From the outset, we can see the difference in performance between one and the other:

In [None]:
print(f"Sin escalar\t{accuracy_unscaled:.4f}")
print(f"Escaladas\t{accuracy_scaled:.4f}")


But it can be better appreciated with a two-dimensional graph:

In [None]:
from utils import plot_knn_boundaries

plot_knn_boundaries(knn_unscaled,knn_scaled, X_train, X_train_scaled, y_train)


## Size

The size of a kNN model on disk and in memory varies with respect to the size of its training dataset:

In [None]:
import joblib
import os
from sklearn.datasets import make_classification

n_samples = [100, 1000, 10000, 100000]

for n in n_samples:
    X, y = make_classification(n_samples=n, n_features=20)
    knn = KNeighborsClassifier()
    knn.fit(X, y)
    joblib.dump(knn, f"/tmp/knn_model_{n}.joblib")
    model_size = os.path.getsize(f"/tmp/knn_model_{n}.joblib")

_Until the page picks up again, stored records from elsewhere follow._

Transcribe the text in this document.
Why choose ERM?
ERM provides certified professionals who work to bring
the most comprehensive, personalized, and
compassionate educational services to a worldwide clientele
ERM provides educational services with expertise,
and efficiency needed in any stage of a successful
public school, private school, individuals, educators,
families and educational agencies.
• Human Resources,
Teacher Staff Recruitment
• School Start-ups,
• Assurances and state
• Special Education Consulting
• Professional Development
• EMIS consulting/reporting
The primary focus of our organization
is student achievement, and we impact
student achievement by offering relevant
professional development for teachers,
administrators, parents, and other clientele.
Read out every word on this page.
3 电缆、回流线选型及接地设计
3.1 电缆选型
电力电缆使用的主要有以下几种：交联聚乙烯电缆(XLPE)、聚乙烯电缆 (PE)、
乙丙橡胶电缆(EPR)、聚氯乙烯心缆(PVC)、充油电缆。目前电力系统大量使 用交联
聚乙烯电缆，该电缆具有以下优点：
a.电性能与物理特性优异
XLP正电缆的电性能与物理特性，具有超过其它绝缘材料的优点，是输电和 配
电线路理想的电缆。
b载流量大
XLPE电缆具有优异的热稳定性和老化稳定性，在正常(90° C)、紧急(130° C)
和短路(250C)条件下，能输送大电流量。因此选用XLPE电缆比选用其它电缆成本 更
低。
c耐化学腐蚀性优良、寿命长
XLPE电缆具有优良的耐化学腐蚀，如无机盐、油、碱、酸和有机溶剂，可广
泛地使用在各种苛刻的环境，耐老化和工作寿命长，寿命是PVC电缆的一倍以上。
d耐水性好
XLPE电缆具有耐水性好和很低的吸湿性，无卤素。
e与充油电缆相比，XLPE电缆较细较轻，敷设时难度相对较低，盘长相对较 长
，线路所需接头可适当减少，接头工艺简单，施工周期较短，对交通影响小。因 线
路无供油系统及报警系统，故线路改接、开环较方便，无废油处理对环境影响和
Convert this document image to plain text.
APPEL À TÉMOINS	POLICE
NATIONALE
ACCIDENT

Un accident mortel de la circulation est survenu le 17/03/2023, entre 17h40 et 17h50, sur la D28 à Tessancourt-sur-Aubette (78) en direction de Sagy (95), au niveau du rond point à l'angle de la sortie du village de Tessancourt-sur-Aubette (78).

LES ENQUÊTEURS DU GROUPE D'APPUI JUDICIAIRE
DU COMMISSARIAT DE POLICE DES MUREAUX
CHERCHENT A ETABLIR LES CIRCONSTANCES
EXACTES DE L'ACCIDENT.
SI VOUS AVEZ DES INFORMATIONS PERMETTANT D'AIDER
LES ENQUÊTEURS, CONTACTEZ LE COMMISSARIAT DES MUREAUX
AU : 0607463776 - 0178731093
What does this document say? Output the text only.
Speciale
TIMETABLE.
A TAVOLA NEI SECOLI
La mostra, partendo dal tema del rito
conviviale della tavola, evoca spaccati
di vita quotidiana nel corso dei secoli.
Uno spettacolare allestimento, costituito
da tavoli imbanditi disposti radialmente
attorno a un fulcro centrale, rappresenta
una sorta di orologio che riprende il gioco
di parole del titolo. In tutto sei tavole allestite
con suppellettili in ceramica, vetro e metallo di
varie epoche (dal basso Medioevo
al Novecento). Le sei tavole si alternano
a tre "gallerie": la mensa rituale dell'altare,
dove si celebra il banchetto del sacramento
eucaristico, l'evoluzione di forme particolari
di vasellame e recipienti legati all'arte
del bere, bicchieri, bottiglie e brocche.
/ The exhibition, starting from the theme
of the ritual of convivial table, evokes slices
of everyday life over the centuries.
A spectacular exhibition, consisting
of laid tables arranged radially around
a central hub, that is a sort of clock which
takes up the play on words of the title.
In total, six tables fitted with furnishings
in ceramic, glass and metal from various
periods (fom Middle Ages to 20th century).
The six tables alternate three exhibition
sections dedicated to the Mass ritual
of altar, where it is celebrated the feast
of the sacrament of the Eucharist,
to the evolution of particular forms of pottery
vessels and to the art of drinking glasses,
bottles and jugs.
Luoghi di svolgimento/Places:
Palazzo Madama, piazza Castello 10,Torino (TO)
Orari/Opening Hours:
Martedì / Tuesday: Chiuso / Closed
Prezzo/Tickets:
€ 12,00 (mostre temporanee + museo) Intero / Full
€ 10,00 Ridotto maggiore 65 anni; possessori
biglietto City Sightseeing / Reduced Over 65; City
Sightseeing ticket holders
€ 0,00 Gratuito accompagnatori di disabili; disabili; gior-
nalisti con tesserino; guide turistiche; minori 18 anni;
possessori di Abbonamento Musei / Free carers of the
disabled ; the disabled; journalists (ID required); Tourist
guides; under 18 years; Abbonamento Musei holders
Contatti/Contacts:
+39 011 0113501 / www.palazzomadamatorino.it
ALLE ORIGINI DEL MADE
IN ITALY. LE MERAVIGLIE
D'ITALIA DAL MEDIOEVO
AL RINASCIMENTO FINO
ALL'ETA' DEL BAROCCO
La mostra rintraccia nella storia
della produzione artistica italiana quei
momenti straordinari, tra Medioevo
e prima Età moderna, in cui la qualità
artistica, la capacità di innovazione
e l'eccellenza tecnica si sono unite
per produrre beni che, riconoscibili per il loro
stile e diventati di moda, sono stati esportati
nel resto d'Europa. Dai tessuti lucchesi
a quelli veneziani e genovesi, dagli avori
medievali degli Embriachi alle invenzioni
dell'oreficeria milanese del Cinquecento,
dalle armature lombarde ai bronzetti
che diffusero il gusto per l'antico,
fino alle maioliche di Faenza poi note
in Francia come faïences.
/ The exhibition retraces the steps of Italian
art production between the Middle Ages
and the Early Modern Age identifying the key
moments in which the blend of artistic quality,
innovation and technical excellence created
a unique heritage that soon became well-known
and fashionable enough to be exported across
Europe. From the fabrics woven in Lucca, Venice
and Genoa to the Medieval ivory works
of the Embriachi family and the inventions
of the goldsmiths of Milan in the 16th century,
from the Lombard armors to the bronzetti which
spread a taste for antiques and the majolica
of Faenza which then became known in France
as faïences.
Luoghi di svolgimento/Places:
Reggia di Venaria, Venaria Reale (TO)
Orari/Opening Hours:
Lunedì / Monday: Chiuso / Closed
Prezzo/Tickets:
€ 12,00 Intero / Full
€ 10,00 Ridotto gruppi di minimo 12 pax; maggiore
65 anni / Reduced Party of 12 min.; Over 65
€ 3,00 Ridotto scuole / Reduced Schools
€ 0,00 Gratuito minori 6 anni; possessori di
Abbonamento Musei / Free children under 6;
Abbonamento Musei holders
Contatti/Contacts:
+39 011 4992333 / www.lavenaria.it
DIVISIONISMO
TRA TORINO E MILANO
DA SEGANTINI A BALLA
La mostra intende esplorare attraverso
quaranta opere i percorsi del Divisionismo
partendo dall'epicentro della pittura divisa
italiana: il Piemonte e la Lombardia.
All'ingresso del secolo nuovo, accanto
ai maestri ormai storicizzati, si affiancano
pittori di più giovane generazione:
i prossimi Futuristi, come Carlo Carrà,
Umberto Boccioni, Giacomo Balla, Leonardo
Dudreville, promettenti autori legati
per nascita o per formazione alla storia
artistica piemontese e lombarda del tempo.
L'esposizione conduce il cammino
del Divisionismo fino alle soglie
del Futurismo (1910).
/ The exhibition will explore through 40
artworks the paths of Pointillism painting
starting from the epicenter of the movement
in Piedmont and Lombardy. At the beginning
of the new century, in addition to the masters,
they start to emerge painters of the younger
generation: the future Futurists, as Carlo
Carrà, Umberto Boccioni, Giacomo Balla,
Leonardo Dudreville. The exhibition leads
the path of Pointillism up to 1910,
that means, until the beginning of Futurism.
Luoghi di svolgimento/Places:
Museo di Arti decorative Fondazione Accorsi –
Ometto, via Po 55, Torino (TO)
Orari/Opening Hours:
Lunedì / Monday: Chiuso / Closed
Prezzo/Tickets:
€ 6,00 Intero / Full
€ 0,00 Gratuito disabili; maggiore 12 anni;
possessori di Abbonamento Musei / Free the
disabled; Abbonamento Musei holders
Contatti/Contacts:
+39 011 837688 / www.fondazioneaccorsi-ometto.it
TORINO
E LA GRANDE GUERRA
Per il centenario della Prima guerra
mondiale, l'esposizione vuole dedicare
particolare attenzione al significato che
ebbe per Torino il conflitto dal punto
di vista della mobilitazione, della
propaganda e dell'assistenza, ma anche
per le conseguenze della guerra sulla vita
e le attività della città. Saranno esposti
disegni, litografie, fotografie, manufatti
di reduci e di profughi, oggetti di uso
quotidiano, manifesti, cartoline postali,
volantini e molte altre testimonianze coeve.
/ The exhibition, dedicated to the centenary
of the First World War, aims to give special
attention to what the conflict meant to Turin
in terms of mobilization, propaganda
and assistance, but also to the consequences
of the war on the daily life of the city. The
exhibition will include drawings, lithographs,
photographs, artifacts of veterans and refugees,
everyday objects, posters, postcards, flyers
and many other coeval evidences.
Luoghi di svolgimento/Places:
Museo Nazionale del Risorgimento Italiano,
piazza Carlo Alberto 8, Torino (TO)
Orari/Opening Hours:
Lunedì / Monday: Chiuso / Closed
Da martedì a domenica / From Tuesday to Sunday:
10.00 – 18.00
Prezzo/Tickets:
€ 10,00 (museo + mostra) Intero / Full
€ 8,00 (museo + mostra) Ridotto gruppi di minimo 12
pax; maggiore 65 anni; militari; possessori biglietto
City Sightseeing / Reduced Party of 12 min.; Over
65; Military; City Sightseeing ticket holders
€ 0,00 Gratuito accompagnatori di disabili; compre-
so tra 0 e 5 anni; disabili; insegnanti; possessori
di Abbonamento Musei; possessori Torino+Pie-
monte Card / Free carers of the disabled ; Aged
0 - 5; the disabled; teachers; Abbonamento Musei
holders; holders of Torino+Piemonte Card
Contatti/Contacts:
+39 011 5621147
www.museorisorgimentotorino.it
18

    print(f"Tamaño del modelo (n={n}):\t{model_size:>10} bytes")


## In conclusion

The k-NN model is one that you can use in classification problems, especially in small or moderate-sized datasets, problems with multiple classes, noisy data or missing values, and in problems with low to moderate dimensionality.

But consider not using it in problems with large datasets, problems with high dimensionality, problems where speed is critical, problems with very sparse data, and in problems where accuracy is more important than simplicity and interpretability. In these cases, it may be necessary to consider other machine learning algorithms more suitable for the specific problem.

We'll see you in the next chapter, where we'll discuss another distance-based model.